[webkit-dev] custom containers advantage over stl containers

Mon Jan 7 13:19:22 PST 2008

On Jan 7, 2008, at 1:04 PM, Jakob Praher wrote:

> just out of curiosity, I would like to ask why you decided to  
> implement your own containter structures, like Vector or HashTable/ 
> Map/Set ...
>
> What was your driving force?

We didn't make a blanket decision to implement our own container  
objects. We decided separately about each one.

For HashMap and HashSet, there was no suitable standard library  
version available. The details of the hash algorithms are carefully  
tuned, and the way we can store a RefPtr in a hash table with minimal  
overhead is as well. The hash-based collections from the standard C++  
library are still not present in all the compilers we need to support,  
and if they were I believe they'd be insufficient.

For Vector, one of the reasons was that WTF::Vector has a feature  
where it uses the vector object itself to store an initial fixed  
capacity. We use this in contexts where we have a variable sized  
object but don't want to do any memory allocation unless it exceeds  
the fixed size.

The standard C++ library std::vector and std::hash_map also rely on C+ 
+ exceptions, and our entire project works with a limited dialect of C+ 
+ that doesn't use RTTI or exceptions.

Note that we do use the standard C++ library functions such as  
std::sort in a number of places.

> In addition why did you choose to make the string internal  
> representation (UChar) 2 bytes wide? Isn't it that most web-sites  
> are encoded in UTF-8/Latin1?

It's true that most websites are encoded in Latin-1 (although it's the  
Windows variant with different meanings for 0x80-0x9F). And many  
modern websites are encoded in UTF-8. Note, though, that those are two  
different encodings; the internal coding couldn't be Latin-1 because  
it can't cover all the Unicode characters. So the candidate for  
internal encoding is UTF-8.

There are multiple reasons we chose UTF-16 over UTF-8.

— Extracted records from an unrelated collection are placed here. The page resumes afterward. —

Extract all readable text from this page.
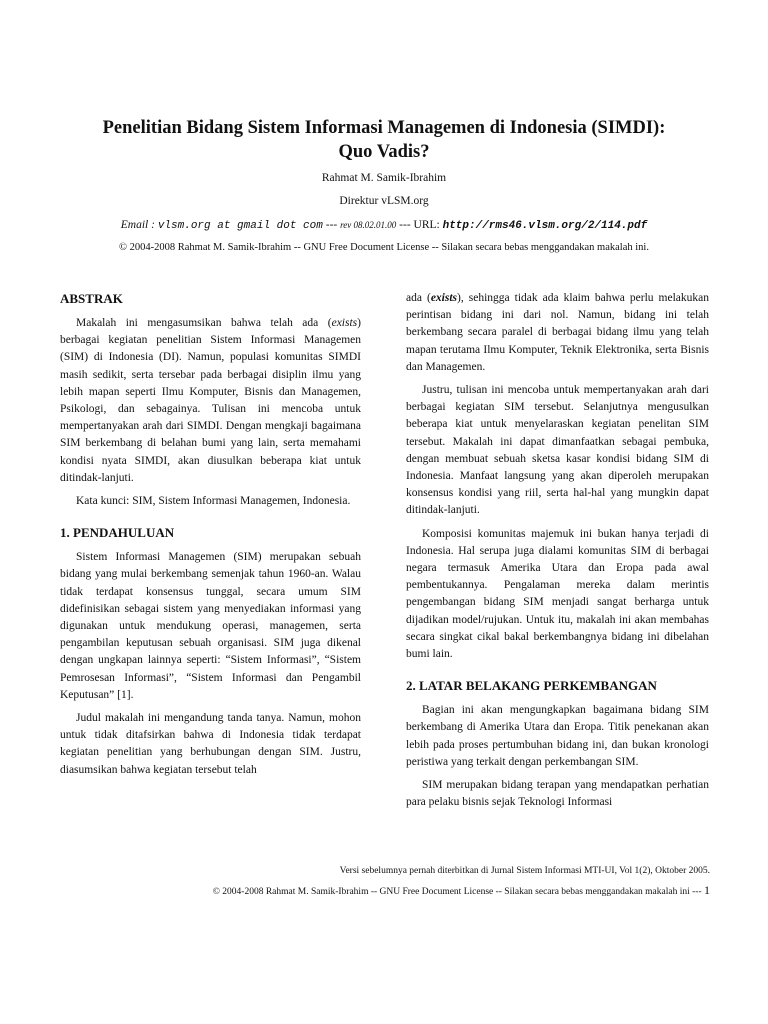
Penelitian Bidang Sistem Informasi Managemen di Indonesia (SIMDI):
Quo Vadis?
Rahmat M. Samik-Ibrahim
Direktur vLSM.org
Email : vlsm.org at gmail dot com --- rev 08.02.01.00 --- URL: http://rms46.vlsm.org/2/114.pdf
© 2004-2008 Rahmat M. Samik-Ibrahim -- GNU Free Document License -- Silakan secara bebas menggandakan makalah ini.
ABSTRAK

Makalah ini mengasumsikan bahwa telah ada (exists) berbagai kegiatan penelitian Sistem Informasi Managemen (SIM) di Indonesia (DI). Namun, populasi komunitas SIMDI masih sedikit, serta tersebar pada berbagai disiplin ilmu yang lebih mapan seperti Ilmu Komputer, Bisnis dan Managemen, Psikologi, dan sebagainya. Tulisan ini mencoba untuk mempertanyakan arah dari SIMDI. Dengan mengkaji bagaimana SIM berkembang di belahan bumi yang lain, serta memahami kondisi nyata SIMDI, akan diusulkan beberapa kiat untuk ditindak-lanjuti.

Kata kunci: SIM, Sistem Informasi Managemen, Indonesia.

1. PENDAHULUAN

Sistem Informasi Managemen (SIM) merupakan sebuah bidang yang mulai berkembang semenjak tahun 1960-an. Walau tidak terdapat konsensus tunggal, secara umum SIM didefinisikan sebagai sistem yang menyediakan informasi yang digunakan untuk mendukung operasi, managemen, serta pengambilan keputusan sebuah organisasi. SIM juga dikenal dengan ungkapan lainnya seperti: “Sistem Informasi”, “Sistem Pemrosesan Informasi”, “Sistem Informasi dan Pengambil Keputusan” [1].

Judul makalah ini mengandung tanda tanya. Namun, mohon untuk tidak ditafsirkan bahwa di Indonesia tidak terdapat kegiatan penelitian yang berhubungan dengan SIM. Justru, diasumsikan bahwa kegiatan tersebut telah

ada (exists), sehingga tidak ada klaim bahwa perlu melakukan perintisan bidang ini dari nol. Namun, bidang ini telah berkembang secara paralel di berbagai bidang ilmu yang telah mapan terutama Ilmu Komputer, Teknik Elektronika, serta Bisnis dan Managemen.

Justru, tulisan ini mencoba untuk mempertanyakan arah dari berbagai kegiatan SIM tersebut. Selanjutnya mengusulkan beberapa kiat untuk menyelaraskan kegiatan penelitan SIM tersebut. Makalah ini dapat dimanfaatkan sebagai pembuka, dengan membuat sebuah sketsa kasar kondisi bidang SIM di Indonesia. Manfaat langsung yang akan diperoleh merupakan konsensus kondisi yang riil, serta hal-hal yang mungkin dapat ditindak-lanjuti.

Komposisi komunitas majemuk ini bukan hanya terjadi di Indonesia. Hal serupa juga dialami komunitas SIM di berbagai negara termasuk Amerika Utara dan Eropa pada awal pembentukannya. Pengalaman mereka dalam merintis pengembangan bidang SIM menjadi sangat berharga untuk dijadikan model/rujukan. Untuk itu, makalah ini akan membahas secara singkat cikal bakal berkembangnya bidang ini dibelahan bumi lain.

2. LATAR BELAKANG PERKEMBANGAN

Bagian ini akan mengungkapkan bagaimana bidang SIM berkembang di Amerika Utara dan Eropa. Titik penekanan akan lebih pada proses pertumbuhan bidang ini, dan bukan kronologi peristiwa yang terkait dengan perkembangan SIM.

SIM merupakan bidang terapan yang mendapatkan perhatian para pelaku bisnis sejak Teknologi Informasi

Versi sebelumnya pernah diterbitkan di Jurnal Sistem Informasi MTI-UI, Vol 1(2), Oktober 2005.
© 2004-2008 Rahmat M. Samik-Ibrahim -- GNU Free Document License -- Silakan secara bebas menggandakan makalah ini --- 1
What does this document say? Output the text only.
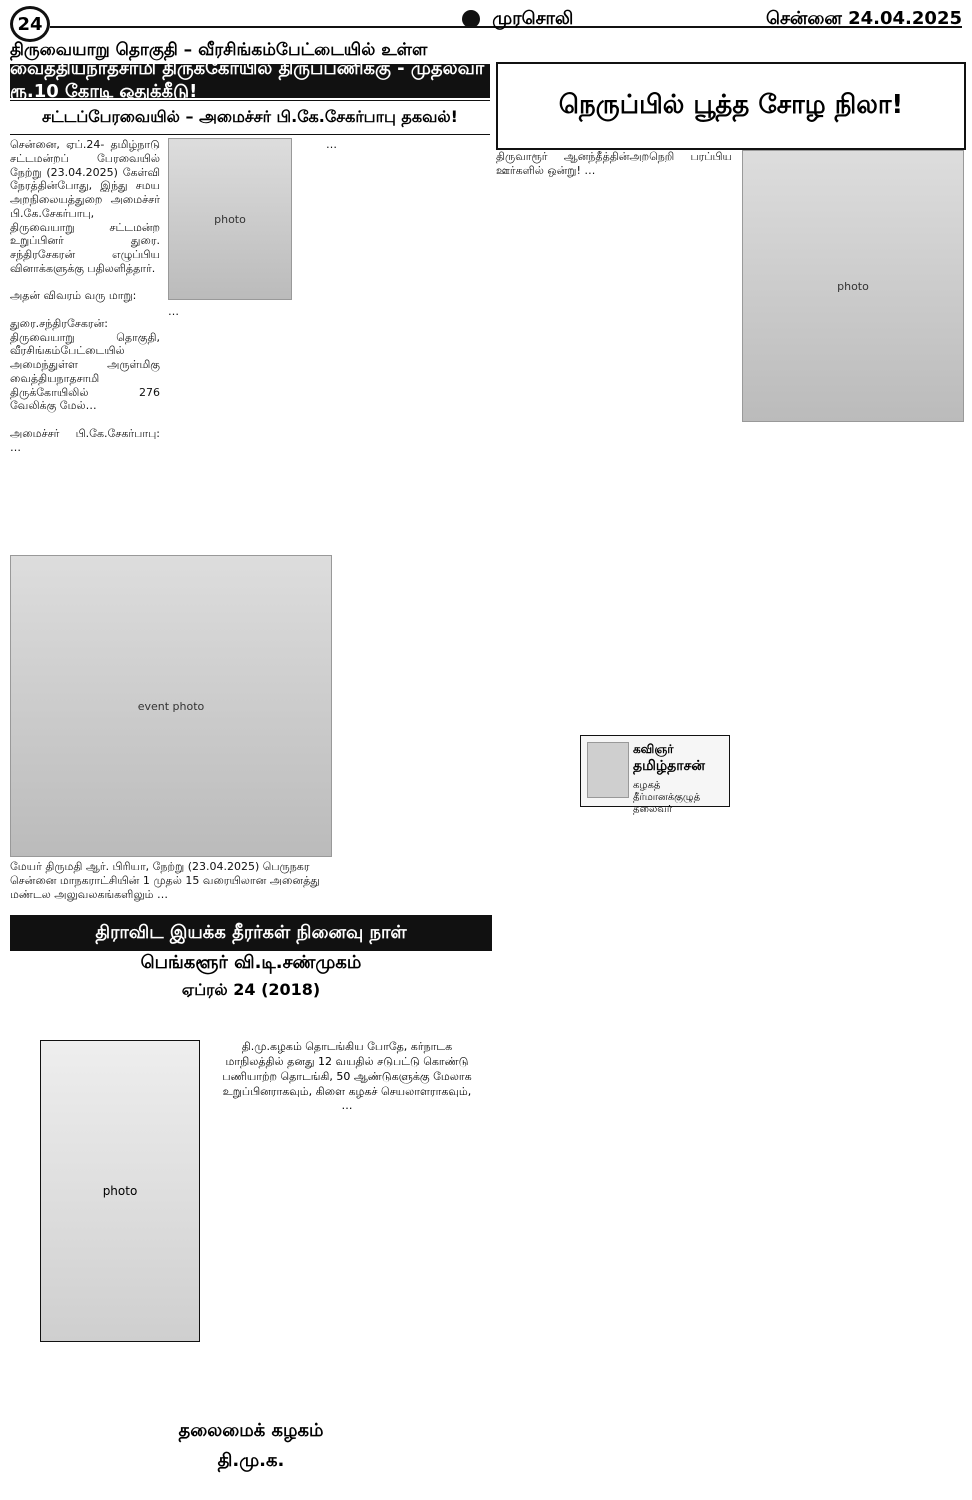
24	முரசொலி	சென்னை 24.04.2025
திருவையாறு தொகுதி – வீரசிங்கம்பேட்டையில் உள்ள
வைத்தியநாதசாமி திருக்கோயில் திருப்பணிக்கு - முதல்வர் ரூ.10 கோடி ஒதுக்கீடு!
சட்டப்பேரவையில் – அமைச்சர் பி.கே.சேகர்பாபு தகவல்!
photo
சென்னை, ஏப்.24- தமிழ்நாடு சட்டமன்றப் பேரவையில் நேற்று (23.04.2025) கேள்வி நேரத்தின்போது, இந்து சமய அறநிலையத்துறை அமைச்சர் பி.கே.சேகர்பாபு, திருவையாறு சட்டமன்ற உறுப்பினர் துரை. சந்திரசேகரன் எழுப்பிய வினாக்களுக்கு பதிலளித்தார்.

அதன் விவரம் வரு மாறு:

துரை.சந்திரசேகரன்: திருவையாறு தொகுதி, வீரசிங்கம்பேட்டையில் அமைந்துள்ள அருள்மிகு வைத்தியநாதசாமி திருக்கோயிலில் 276 வேலிக்கு மேல்…

அமைச்சர் பி.கே.சேகர்பாபு: …
…
…
event photo
மேயர் திருமதி ஆர். பிரியா, நேற்று (23.04.2025) பெருநகர சென்னை மாநகராட்சியின் 1 முதல் 15 வரையிலான அனைத்து மண்டல அலுவலகங்களிலும் …
திராவிட இயக்க தீரர்கள் நினைவு நாள்
பெங்களூர் வி.டி.சண்முகம்
ஏப்ரல் 24 (2018)
photo
தி.மு.கழகம் தொடங்கிய போதே, கர்நாடக மாநிலத்தில் தனது 12 வயதில் சடுபட்டு கொண்டு பணியாற்ற தொடங்கி, 50 ஆண்டுகளுக்கு மேலாக உறுப்பினராகவும், கிளை கழகச் செயலாளராகவும், …
தலைமைக் கழகம்
தி.மு.க.
நெருப்பில் பூத்த சோழ நிலா!
photo
திருவாரூர் ஆனந்தீத்தின்அறநெறி பரப்பிய ஊர்களில் ஒன்று! …
கவிஞர்
தமிழ்தாசன்
கழகத் தீர்மானக்குழுத் தலைவர்
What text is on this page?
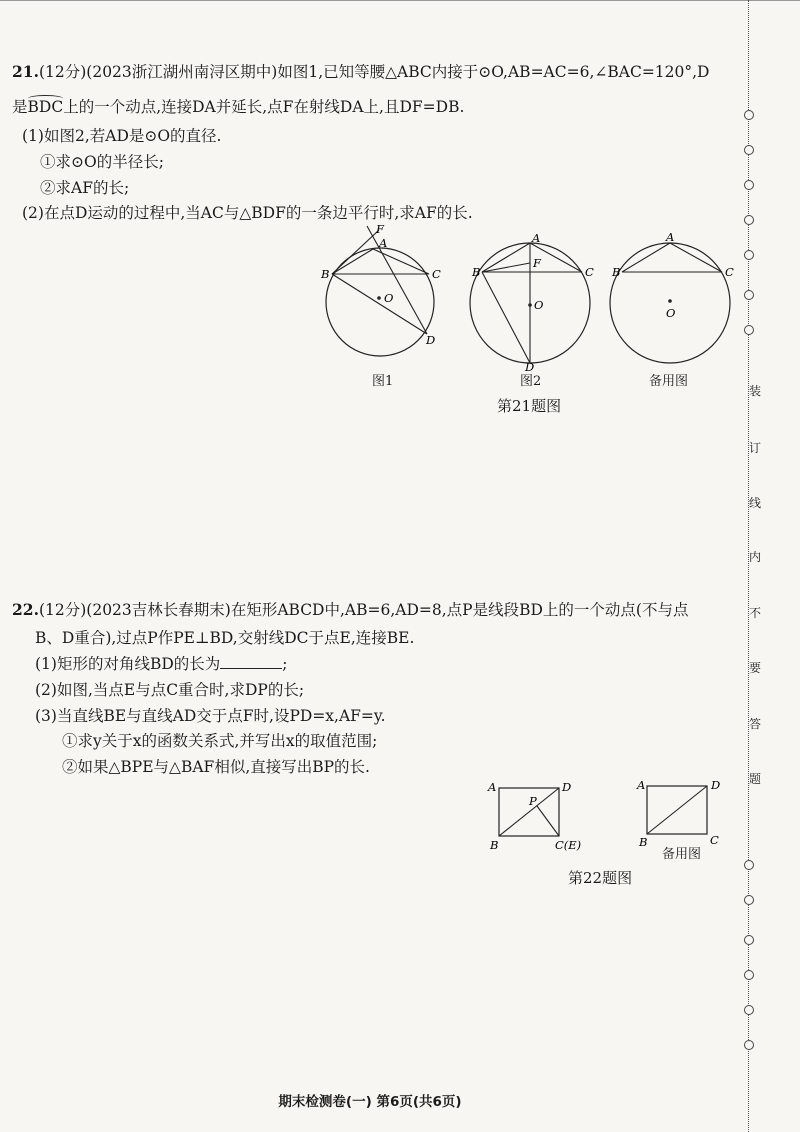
21.(12分)(2023浙江湖州南浔区期中)如图1,已知等腰△ABC内接于⊙O,AB=AC=6,∠BAC=120°,D
是BDC上的一个动点,连接DA并延长,点F在射线DA上,且DF=DB.
(1)如图2,若AD是⊙O的直径.
①求⊙O的半径长;
②求AF的长;
(2)在点D运动的过程中,当AC与△BDF的一条边平行时,求AF的长.
F
A
B	C
O
D
A
F
B	C
O
D
A
B	C
O
图1	图2	备用图
第21题图
22.(12分)(2023吉林长春期末)在矩形ABCD中,AB=6,AD=8,点P是线段BD上的一个动点(不与点
B、D重合),过点P作PE⊥BD,交射线DC于点E,连接BE.
(1)矩形的对角线BD的长为	;
(2)如图,当点E与点C重合时,求DP的长;
(3)当直线BE与直线AD交于点F时,设PD=x,AF=y.
①求y关于x的函数关系式,并写出x的取值范围;
②如果△BPE与△BAF相似,直接写出BP的长.
A	D
P
B	C(E)
A	D
B	C
备用图
第22题图
装
订
线
内
不
要
答
题
期末检测卷(一) 第6页(共6页)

One "reason" is that the KHTML code base was already using UTF-16 when  
we started the WebKit project.

Another reason is that the JavaScript language gets at the DOM with  
JavaScript strings, and all JavaScript string operations are defined  
in terms of UTF-16 code units. If things were stored as UTF-8, they'd  
have to be converted back and forth from UTF-16. Or we could change  
JavaScript to use UTF-8, but then many JavaScript string operations  
would require scanning from the beginning of the string to count  
UTF-16 code units.

I'm sure the reasons I list here are not all the reasons for any of  
these decisions.

The theme seems to be performance.

     -- Darin